Targeting Effective Messages – in a polling survey a campaign may find out that the “no new taxes” message works with a particular subset of voters, but actually works against them with another. Modeling the voters that are triggered to support your measure or candidate can help the campaign use a message to a niche set of identifiable voters.

Finding a hard-to-reach group – What if your campaign is trying to reach parents of kids attending public schools? PDI has some commercial data on likely parents, and, of course we can identify voters in households, of particular ages, who own their homes, and other datapoints that could be used to model “Likely Parent of Public School Kid” for a targeted outreach. Same kind of model could target “Likely Blue-Collar Worker” or “Likely Work Commuter” or other things that a campaign could find useful in targeting messages or get out the vote efforts.

Modeling Turnout – This comes with the caveat that PDI’s turnout universes are already highly effective and we have a free voter model score for campaigns who request it, but a campaign could create their own turnout modeling to dig more deeply into a subset of voters – like modeling Democratic Armenians who are infrequent voters and which ones could be most effectively persuaded to vote from phone calls and precinct walking.

Always use a fresh and complete voter file
We are talking about marginal gains, so it would make absolutely no sense to begin with a voter file that is six months old. The “error” rate on an older voter file generally used by other vendors is about 5%. On a statewide file, that means the combination of dead/moved voters on the rolls, and newer registrants missing from the rolls, is about 900,000 voters. The impact of that bad data would totally wash out the potential benefit of a great model.

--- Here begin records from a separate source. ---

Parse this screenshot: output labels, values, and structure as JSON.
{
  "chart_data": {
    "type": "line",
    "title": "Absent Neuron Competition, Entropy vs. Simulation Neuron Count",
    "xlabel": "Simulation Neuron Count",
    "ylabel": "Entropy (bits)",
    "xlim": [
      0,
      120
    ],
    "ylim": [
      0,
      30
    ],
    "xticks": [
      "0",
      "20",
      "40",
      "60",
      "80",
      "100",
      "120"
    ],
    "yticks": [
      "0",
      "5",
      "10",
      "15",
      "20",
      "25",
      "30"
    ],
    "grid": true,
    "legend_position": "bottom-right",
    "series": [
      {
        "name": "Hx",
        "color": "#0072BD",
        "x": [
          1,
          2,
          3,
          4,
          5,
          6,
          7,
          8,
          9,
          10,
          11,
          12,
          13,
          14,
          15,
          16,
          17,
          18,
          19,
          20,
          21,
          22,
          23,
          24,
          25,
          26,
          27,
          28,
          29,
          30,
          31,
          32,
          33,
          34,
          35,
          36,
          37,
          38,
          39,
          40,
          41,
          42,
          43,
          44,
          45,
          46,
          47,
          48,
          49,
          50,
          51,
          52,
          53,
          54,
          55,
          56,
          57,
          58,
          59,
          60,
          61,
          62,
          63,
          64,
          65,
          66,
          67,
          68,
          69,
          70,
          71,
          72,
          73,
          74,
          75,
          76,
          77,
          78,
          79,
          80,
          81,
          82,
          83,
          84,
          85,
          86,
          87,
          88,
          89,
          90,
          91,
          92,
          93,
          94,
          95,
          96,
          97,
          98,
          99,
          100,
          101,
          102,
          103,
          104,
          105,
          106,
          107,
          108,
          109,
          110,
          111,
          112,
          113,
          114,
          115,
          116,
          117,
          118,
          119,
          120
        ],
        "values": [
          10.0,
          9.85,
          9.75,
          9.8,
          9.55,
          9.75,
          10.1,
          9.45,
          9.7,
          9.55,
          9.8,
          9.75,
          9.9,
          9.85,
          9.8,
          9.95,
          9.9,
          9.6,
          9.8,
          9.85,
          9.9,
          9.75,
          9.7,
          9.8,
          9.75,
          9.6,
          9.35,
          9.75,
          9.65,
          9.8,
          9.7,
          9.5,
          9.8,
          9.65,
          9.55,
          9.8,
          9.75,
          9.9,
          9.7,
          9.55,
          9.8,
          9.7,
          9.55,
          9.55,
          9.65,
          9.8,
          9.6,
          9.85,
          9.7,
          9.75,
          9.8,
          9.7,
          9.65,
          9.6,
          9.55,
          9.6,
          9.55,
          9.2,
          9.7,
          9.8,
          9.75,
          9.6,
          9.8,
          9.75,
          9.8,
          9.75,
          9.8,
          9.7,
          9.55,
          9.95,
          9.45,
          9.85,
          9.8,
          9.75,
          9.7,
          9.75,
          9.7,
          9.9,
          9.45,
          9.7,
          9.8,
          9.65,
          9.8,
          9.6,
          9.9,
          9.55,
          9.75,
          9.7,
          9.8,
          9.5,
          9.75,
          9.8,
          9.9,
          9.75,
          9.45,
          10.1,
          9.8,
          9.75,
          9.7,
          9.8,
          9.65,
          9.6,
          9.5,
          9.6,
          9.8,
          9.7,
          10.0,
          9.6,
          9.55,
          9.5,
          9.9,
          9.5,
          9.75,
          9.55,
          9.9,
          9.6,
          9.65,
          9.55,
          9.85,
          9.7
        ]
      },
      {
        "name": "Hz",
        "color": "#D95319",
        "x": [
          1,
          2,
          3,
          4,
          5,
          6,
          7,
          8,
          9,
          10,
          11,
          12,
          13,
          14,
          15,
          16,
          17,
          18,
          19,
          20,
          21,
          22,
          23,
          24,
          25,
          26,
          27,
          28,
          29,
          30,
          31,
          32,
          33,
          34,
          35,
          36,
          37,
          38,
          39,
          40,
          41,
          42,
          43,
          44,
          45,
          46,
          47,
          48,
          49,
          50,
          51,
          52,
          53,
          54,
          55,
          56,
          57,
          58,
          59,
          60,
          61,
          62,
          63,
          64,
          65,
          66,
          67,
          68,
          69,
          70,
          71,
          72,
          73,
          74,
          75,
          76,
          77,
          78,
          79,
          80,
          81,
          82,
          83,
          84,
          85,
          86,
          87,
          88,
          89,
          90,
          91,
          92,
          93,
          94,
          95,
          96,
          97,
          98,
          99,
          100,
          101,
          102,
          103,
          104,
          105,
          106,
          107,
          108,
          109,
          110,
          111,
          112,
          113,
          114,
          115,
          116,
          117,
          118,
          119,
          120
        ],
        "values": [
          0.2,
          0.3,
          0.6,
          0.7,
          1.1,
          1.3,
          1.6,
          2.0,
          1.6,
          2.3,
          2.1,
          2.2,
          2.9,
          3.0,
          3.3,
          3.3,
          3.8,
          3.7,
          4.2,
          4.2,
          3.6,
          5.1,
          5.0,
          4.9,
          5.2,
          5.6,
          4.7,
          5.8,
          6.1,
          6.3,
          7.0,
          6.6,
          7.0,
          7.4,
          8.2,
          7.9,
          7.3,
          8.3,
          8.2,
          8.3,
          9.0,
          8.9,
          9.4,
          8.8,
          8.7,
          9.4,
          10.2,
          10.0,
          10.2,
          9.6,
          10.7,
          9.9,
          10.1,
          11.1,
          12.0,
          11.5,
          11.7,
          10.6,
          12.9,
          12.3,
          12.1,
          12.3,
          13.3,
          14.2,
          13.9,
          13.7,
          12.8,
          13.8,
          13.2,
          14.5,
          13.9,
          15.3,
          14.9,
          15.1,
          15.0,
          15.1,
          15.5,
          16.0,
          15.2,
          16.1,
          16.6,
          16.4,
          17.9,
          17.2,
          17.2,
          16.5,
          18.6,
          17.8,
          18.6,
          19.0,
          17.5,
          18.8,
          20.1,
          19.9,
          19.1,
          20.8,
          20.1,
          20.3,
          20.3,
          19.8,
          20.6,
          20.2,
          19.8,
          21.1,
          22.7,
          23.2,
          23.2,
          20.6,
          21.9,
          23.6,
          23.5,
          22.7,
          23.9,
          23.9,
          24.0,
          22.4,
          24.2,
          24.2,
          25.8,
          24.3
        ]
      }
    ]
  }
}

The truism is “good data in, good data out” and you cannot effectively model if you’re settling for a substandard voter file for either the creation of the model formulas or the writing of model scores back to the voter file.

Get more datapoints
There have been countless stories in national media about how companies have targeted customers based on their consumer behavior, or how Starbucks uses “big data” to determine where to open a new store. The same dataset used by these companies is available matched against the voter file for modeling and voter targeting.

We aren’t hunting for Starbucks locations, but in a political campaign we might want that data about public broadcasting donations to put into a model for a public school bond.   And we might be interested to find out if data on a voter being a surfer was statistically correlated to increased support for a Water Bond. With the PDI voter file matched against commercial data consultants have made finely tuned political targeting based in part on characteristics like a voter being a coupon cutter. There are literally hundreds of fields for different types of socioeconomic data, along with datapoints that describe the purchasing habits, consumer behavior, even hobbies of voters.

More isn’t always better. In the end, the modeling usually comes down to a small set of 5-8 criteria that are the most strongly correlated to an outcome. But, starting with 200 criteria and winnowing down to 5-8 allows the statisticians to identify the very best data to incorporate into the final model.

Know where you are housing your data
PDI provides free model housing, with model scores written to all voters on the voter file, for campaigns that purchase their modeling data and polling samples through us. PDI housed data can be used by your campaign either in the purchase of lists meeting certain model scores, on the online campaign center to do counts, cut universes, and utilize the model scores with other factors, or provided to your pollster for use in crosstabs in current or even past voter surveys.

Housing data offline or with other data vendors who do not have the most complete and up-to-date files can hamper the effectiveness of the model by restricting the ways that data can be integrated to all the campaign efforts, and losing model scores for voters because of old or missing data.